Oxygen starvation affects a pilot or aircrewman in much the same way that it affects an aircraft engine-neither can function without it. The engine requires oxygen for burning the fuel that keeps it going. An engine designed for lowaltitude operation loses power and performs poorly at high altitudes. High-altitude operation demands a means of supplying air at higher pressure to give the engine enough oxygen for the combustion of its fuel. The supercharger or compressor performs this function.

The combustion of fuel in the human body is the source of energy for everything the aviator is required to do with his muscles, with his eyes, and with his brain. As the aircraft climbs, the amount of oxygen per unit of volume of air decreases; therefore, the aviator's oxygen intake is reduced. Unless he/she breathes additional oxygen, the eyes, the brain, and the muscles begin to fail. The body is designed for lowaltitude operation and will not give satisfactory performance unless it is supplied the full amount of oxygen that it requires. Like the engine, the body requires a means of having this oxygen supplied to it in greater amounts or under greater pressure. This need is satisfied by the use of supplemental oxygen supplied directly to the respiratory system through an oxygen mask, by pressurizing the aircraft to an atmospheric pressure equivalent to that of safebreathing altitudes, or both.

For purposes of illustration, an aviator's lungs may be compared to a bottle of air. If an open bottle is placed in an aircraft at sea level, air escapes from it continuously as the aircraft ascends. The air pressure at 18,000 feet is only half the amount as that at sea level; therefore, at 18,000 feet the bottle is subjected to only half the atmospheric pressure it was subjected to at sea level. For this reason, it will contain only half the oxygen molecules it had when on the ground.

In like fashion, an aviator's lungs contain less and less air as he/she ascends, and correspondingly less oxygen. Thus, the use of supplemental oxygen is an absolute necessity on high-altitude flights. Above 35,000 feet, normal activity is possible up to about 43,000 feet by use of positive pressure equipment. This equipment consists of a "supercharger" arrangement by which the oxygen is supplied to the mask under a pressure slightly higher than that of the surrounding atmosphere. Upon inhalation, the

oxygen is forced into the lungs by the system pressure. Upon exhalation, the oxygen flow is shut off automatically so that carbon dioxide can be expelled from the mask. Normal activity is possible to 50,000 feet with the use of a pressure breathing oxygen regulator. Above 50,000 feet, the only adequate provision for the safety of the aviator is pressurization of the entire body.
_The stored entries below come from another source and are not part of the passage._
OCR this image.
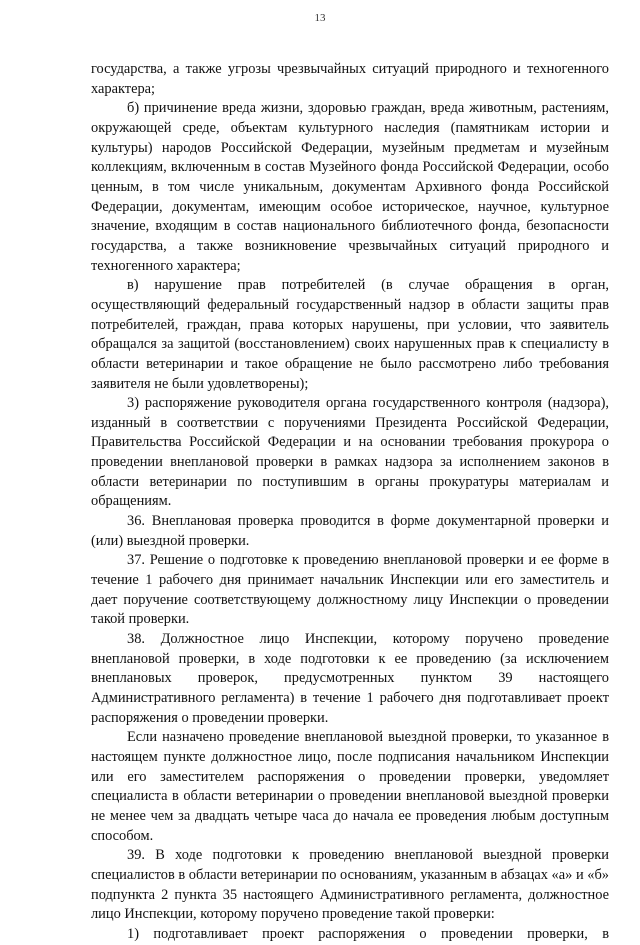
13

государства, а также угрозы чрезвычайных ситуаций природного и техногенного характера;

б) причинение вреда жизни, здоровью граждан, вреда животным, растениям, окружающей среде, объектам культурного наследия (памятникам истории и культуры) народов Российской Федерации, музейным предметам и музейным коллекциям, включенным в состав Музейного фонда Российской Федерации, особо ценным, в том числе уникальным, документам Архивного фонда Российской Федерации, документам, имеющим особое историческое, научное, культурное значение, входящим в состав национального библиотечного фонда, безопасности государства, а также возникновение чрезвычайных ситуаций природного и техногенного характера;

в) нарушение прав потребителей (в случае обращения в орган, осуществляющий федеральный государственный надзор в области защиты прав потребителей, граждан, права которых нарушены, при условии, что заявитель обращался за защитой (восстановлением) своих нарушенных прав к специалисту в области ветеринарии и такое обращение не было рассмотрено либо требования заявителя не были удовлетворены);

3) распоряжение руководителя органа государственного контроля (надзора), изданный в соответствии с поручениями Президента Российской Федерации, Правительства Российской Федерации и на основании требования прокурора о проведении внеплановой проверки в рамках надзора за исполнением законов в области ветеринарии по поступившим в органы прокуратуры материалам и обращениям.

36. Внеплановая проверка проводится в форме документарной проверки и (или) выездной проверки.

37. Решение о подготовке к проведению внеплановой проверки и ее форме в течение 1 рабочего дня принимает начальник Инспекции или его заместитель и дает поручение соответствующему должностному лицу Инспекции о проведении такой проверки.

38. Должностное лицо Инспекции, которому поручено проведение внеплановой проверки, в ходе подготовки к ее проведению (за исключением внеплановых проверок, предусмотренных пунктом 39 настоящего Административного регламента) в течение 1 рабочего дня подготавливает проект распоряжения о проведении проверки.

Если назначено проведение внеплановой выездной проверки, то указанное в настоящем пункте должностное лицо, после подписания начальником Инспекции или его заместителем распоряжения о проведении проверки, уведомляет специалиста в области ветеринарии о проведении внеплановой выездной проверки не менее чем за двадцать четыре часа до начала ее проведения любым доступным способом.

39. В ходе подготовки к проведению внеплановой выездной проверки специалистов в области ветеринарии по основаниям, указанным в абзацах «а» и «б» подпункта 2 пункта 35 настоящего Административного регламента, должностное лицо Инспекции, которому поручено проведение такой проверки:

1) подготавливает проект распоряжения о проведении проверки, в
Up to about 35,000 feet, an aviator can keep a sufficient concentration of oxygen in his/her lungs to permit normal activity by use of demand oxygen equipment, which supplies oxygen upon demand (inhalation). The oxygen received by the body on each inhalation is diluted with decreasing amounts of air up to about 30,000 feet. Above this altitude up to about 35,000 feet, this equipment provides 100-percent oxygen. At about 35,000 feet, inhalation alone will not provide enough oxygen with this equipment.